2. Der Senat beabsichtigt, den Streitwert auf EUR 4.411,76 festzusetzen.
3. Hierzu besteht Gelegenheit zur Stellungnahme binnen zwei Wochen nach Zustellung dieses Beschlusses.
Gründe
Eine Berufung kann nur darauf gestützt werden, dass die erstinstanzliche Entscheidung auf einer Rechtsverletzung beruht (§ 513 Abs. 1 Fall 1 i.V.m. § 546 ZPO) oder die Tatsachenfeststellung unrichtig ist (§ 513 Abs. 1 Fall 2 i.V.m. § 529 Abs. 1 Nr. 1 ZPO) oder neue berücksichtigungsfähige Angriffs- oder Verteidigungsmittel vorliegen (§ 513 Abs. 1 Fall 2 i.V.m. §§ 529 Abs. 1 Nr. 2, 531 Abs. 2 ZPO). Entsprechende Voraussetzungen kann die Berufung nicht aufzeigen. Insoweit wird auf die Ausführungen im Hinweis vom 10.08.2023 Bezug genommen.

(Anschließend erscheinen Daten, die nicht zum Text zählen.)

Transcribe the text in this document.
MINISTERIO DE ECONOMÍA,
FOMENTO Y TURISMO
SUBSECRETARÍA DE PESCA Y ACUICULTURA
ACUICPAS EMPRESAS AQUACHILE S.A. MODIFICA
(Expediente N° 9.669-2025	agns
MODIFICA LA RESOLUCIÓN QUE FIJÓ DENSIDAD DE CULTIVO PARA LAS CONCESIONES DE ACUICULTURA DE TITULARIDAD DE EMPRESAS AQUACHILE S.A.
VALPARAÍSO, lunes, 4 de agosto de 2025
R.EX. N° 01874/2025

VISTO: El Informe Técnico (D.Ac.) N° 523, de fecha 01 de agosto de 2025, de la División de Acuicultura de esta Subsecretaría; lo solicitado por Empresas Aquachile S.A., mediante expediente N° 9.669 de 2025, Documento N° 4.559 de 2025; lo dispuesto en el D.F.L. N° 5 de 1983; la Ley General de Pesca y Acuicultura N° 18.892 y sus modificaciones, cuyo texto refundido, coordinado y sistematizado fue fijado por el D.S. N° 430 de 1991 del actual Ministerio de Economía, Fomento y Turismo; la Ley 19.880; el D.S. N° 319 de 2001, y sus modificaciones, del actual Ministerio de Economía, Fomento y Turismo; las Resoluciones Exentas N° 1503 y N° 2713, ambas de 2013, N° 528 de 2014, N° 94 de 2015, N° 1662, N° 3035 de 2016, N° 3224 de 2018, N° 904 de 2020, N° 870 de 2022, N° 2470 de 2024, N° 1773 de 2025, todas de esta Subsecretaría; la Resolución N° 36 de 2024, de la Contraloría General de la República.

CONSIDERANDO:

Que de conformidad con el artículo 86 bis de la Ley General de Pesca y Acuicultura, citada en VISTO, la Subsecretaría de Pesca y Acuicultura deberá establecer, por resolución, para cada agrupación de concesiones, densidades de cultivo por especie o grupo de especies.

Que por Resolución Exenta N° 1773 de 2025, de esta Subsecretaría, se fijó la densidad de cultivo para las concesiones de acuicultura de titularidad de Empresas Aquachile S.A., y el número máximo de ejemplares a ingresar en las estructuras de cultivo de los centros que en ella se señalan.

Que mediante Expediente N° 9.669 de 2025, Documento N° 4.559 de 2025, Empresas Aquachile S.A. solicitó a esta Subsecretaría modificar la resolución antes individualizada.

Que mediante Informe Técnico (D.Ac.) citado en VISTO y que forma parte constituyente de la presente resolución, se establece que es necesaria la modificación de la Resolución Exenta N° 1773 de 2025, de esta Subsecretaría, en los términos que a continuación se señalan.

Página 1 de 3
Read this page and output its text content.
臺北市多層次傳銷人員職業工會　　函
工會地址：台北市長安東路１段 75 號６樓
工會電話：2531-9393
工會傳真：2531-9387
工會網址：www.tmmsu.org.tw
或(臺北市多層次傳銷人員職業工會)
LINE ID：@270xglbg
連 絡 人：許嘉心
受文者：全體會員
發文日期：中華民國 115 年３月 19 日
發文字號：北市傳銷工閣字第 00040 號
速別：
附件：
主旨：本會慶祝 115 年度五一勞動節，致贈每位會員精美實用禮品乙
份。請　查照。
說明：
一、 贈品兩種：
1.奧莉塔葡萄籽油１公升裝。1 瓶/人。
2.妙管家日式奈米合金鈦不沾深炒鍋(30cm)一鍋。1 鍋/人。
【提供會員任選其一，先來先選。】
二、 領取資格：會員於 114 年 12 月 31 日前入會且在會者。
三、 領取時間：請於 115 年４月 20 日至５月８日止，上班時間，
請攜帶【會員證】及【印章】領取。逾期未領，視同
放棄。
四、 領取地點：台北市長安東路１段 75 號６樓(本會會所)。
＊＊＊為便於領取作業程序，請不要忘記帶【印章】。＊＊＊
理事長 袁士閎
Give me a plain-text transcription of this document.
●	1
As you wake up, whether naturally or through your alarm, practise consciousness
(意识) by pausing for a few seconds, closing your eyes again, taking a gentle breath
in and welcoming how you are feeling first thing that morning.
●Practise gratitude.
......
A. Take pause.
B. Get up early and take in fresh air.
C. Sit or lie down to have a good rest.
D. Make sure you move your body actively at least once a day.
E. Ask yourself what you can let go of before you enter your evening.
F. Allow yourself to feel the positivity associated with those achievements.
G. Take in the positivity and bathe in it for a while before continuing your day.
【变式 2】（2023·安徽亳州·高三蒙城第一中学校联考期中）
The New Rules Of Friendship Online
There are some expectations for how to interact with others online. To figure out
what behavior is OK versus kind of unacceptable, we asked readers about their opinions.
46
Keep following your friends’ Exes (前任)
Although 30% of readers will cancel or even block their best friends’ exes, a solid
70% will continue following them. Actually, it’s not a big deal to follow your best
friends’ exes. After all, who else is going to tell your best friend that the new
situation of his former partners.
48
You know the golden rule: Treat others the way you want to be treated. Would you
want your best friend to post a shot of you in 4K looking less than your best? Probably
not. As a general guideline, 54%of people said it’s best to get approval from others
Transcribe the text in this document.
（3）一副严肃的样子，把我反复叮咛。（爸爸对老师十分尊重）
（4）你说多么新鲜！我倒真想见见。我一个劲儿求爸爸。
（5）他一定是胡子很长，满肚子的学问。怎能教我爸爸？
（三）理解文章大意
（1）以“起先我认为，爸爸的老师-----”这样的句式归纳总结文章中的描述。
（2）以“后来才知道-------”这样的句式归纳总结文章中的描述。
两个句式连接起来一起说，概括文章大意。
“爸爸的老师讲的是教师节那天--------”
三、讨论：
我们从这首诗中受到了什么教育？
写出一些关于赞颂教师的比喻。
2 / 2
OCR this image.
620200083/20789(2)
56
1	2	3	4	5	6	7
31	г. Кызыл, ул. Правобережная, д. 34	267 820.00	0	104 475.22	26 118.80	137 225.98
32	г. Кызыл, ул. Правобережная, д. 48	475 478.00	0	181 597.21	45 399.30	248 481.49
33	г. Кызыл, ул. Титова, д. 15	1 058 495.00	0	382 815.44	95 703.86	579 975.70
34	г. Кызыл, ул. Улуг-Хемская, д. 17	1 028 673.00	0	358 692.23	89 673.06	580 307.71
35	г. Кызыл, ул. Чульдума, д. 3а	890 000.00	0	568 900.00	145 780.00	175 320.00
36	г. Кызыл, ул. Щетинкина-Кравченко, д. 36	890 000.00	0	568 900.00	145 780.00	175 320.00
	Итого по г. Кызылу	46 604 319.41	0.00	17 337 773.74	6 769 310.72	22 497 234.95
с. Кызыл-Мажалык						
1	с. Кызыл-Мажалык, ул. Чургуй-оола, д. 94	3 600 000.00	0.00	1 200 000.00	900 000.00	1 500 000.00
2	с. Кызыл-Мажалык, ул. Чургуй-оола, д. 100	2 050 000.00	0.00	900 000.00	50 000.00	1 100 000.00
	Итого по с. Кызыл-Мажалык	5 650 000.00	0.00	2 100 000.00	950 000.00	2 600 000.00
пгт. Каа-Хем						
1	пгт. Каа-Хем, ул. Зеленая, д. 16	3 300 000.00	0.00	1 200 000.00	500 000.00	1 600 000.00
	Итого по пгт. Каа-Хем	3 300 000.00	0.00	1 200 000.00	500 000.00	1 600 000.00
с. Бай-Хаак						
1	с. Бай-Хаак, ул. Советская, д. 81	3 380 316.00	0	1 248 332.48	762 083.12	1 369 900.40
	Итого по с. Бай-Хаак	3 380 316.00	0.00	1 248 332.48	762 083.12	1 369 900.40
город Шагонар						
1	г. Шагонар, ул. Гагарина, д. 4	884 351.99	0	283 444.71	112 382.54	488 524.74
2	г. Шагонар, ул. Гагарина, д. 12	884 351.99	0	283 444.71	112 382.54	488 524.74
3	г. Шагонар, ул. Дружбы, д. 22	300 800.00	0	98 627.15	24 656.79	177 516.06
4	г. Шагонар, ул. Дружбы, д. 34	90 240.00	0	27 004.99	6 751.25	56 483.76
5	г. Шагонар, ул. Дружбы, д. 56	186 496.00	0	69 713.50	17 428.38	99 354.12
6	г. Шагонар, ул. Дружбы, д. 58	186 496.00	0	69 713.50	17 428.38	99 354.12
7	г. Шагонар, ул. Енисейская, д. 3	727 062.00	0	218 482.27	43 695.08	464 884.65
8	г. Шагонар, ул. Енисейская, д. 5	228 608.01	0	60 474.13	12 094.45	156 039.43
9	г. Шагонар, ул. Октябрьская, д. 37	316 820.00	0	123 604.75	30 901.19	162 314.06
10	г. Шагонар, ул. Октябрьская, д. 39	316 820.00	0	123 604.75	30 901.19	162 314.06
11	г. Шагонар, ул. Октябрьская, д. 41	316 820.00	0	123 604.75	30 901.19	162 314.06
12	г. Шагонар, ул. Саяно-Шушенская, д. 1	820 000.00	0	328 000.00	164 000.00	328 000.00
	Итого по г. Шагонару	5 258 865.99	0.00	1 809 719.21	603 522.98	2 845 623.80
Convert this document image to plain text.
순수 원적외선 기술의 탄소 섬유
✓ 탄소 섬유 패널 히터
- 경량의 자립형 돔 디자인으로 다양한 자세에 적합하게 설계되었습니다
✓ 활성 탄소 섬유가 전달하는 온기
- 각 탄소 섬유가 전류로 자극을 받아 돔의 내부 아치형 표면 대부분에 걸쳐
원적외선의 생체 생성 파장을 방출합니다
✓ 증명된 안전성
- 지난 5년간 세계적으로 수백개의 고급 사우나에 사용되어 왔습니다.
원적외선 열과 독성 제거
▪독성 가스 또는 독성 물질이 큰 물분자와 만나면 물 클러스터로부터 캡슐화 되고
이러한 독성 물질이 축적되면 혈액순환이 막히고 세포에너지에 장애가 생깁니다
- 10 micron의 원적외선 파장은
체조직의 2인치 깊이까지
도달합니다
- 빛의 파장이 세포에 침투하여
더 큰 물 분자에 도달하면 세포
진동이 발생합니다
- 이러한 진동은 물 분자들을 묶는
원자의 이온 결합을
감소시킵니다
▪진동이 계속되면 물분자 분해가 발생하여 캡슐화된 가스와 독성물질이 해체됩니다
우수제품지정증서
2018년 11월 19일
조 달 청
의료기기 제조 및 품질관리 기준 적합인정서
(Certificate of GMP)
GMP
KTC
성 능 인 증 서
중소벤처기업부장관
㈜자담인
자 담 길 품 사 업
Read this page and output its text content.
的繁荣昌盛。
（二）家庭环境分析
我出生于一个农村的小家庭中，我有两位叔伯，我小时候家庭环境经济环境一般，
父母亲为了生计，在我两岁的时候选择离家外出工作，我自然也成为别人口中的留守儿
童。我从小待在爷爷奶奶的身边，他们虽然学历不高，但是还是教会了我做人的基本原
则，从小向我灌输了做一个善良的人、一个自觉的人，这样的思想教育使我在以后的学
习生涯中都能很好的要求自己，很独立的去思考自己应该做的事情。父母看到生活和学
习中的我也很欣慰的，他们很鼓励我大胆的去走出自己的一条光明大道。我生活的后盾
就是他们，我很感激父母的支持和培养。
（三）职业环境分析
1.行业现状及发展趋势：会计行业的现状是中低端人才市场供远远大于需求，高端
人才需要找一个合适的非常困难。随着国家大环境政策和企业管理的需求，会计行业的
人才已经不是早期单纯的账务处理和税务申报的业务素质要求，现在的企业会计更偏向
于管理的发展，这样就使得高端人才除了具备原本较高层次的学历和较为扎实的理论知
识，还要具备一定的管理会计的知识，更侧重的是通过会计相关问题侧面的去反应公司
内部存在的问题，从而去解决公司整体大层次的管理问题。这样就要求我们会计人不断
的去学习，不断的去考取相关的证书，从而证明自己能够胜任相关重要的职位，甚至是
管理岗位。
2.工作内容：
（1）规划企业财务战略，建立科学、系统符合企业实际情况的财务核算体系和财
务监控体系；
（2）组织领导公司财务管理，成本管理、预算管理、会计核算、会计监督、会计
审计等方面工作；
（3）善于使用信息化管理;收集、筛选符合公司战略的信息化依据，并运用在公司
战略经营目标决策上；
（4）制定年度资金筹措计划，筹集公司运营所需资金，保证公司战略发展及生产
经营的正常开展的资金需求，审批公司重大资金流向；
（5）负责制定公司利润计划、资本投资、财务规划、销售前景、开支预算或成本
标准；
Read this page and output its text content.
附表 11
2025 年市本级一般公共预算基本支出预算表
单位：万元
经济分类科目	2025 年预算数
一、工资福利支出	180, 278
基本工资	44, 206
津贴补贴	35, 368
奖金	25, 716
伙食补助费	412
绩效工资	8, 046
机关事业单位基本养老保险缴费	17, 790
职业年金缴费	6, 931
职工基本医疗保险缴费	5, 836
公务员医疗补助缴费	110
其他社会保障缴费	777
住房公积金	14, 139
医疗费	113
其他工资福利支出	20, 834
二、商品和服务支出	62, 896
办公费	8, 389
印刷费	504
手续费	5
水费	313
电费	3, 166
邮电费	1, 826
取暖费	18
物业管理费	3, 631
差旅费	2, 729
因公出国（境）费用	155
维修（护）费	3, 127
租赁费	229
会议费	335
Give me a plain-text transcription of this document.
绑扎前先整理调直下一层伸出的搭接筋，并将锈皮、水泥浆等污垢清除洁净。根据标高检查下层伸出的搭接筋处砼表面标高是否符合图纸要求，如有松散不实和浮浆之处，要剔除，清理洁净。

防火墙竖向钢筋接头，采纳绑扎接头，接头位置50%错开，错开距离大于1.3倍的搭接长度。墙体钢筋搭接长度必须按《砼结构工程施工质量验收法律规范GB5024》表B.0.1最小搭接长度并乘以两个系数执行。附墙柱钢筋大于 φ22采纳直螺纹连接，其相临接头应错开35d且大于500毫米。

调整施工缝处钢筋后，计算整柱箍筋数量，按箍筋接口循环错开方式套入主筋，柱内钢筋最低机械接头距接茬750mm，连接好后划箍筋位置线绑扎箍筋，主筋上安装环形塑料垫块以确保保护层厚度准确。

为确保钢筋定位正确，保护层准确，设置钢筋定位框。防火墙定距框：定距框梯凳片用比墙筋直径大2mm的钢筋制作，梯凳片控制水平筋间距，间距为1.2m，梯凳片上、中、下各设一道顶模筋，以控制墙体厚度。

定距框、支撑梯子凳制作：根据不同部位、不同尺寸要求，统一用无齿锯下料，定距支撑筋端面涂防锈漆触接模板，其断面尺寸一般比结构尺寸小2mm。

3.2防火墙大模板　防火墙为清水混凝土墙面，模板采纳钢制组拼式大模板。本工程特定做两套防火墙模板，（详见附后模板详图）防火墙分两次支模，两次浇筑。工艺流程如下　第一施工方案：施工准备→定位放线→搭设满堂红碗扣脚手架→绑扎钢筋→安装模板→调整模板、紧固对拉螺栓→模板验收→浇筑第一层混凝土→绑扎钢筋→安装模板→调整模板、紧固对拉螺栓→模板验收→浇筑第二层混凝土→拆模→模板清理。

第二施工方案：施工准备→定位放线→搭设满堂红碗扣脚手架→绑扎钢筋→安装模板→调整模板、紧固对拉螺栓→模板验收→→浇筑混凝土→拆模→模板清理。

Mangels weiterer Angaben zu aktuellem Kilometerstand und Restwert des Fahrzeugs kann die Berufung auch unter Berücksichtigung der neueren Rechtsprechung von EuGH und BGH keinen Erfolg haben. Der Senat kann nicht ausschließen, dass ein Anspruch auf Schadensersatz nach § 823 Abs. 2 BGB iVm § 6 Abs. 1, 27 Abs. 1 EG-FGV - soweit er in Betracht käme - durch die gezogenen Vorteile aufgezehrt wäre.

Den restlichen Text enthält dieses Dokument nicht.